Corestem received an orphan drug designation (ODD) for the treatment from the FDA in August 2018.
FDA's ODD is a system that helps smooth the development and approval of therapeutic drugs for rare or life-threatening diseases. ODD drugs receive tax holidays, exemption of license application fees, and seven-year monopoly after obtaining authorization.
The company will meet with FDA officials in July to do the consultation.
NeuroNata-R is a stem cell treatment for Lou Gehrig's disease, which slows down body function's decline by 50 percent after six months of prescription in a clinical trial. The drug is administered twice every four weeks and costs about 60 million won ($55,136) annually.

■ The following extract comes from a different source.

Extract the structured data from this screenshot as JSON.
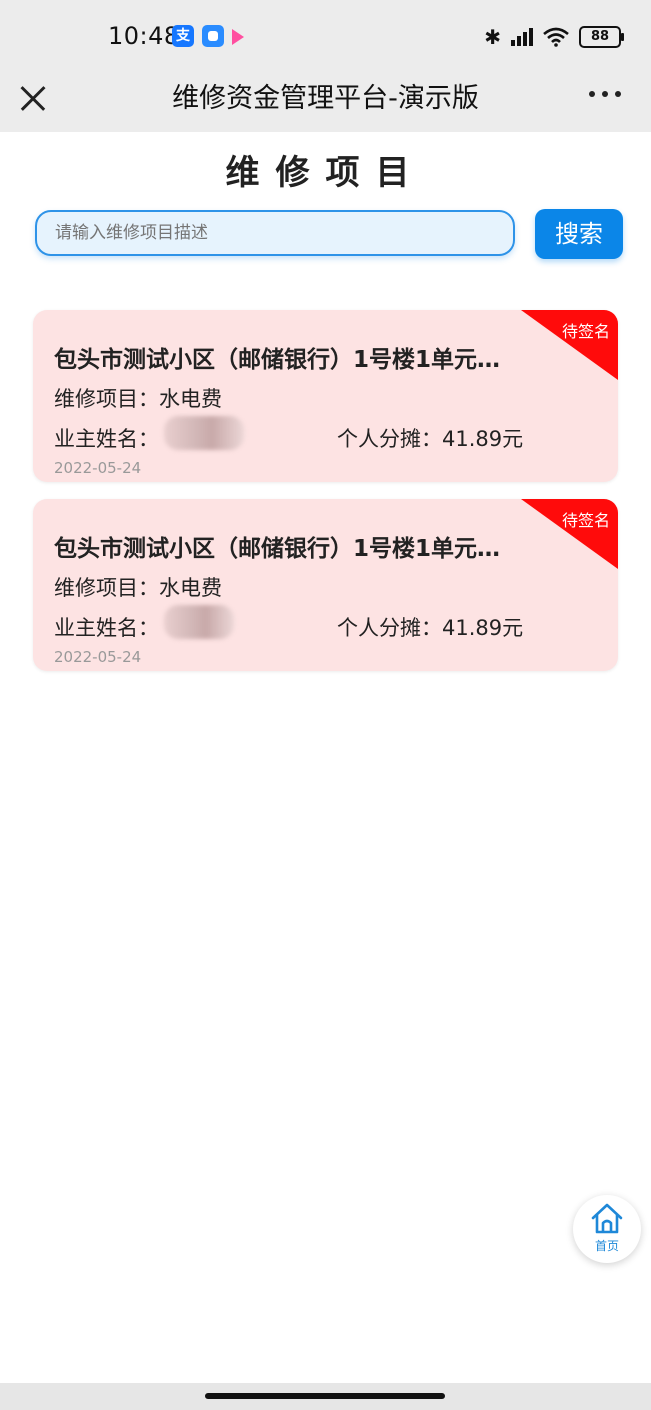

Although the drug received approval in Korea in 2014, the state-run health insurance review agency has recently refused to grant insurance benefit to NeuroNata-R Injection due to its low cost-effectiveness. The drug reimbursement assessment committee said the treatment's cost-effectiveness was unclear, ruling that it cannot be reimbursed.
"To date, more than 250 patients have been treated with the drug," the company said. "About 55 of them are patients who have come from abroad to receive the treatment."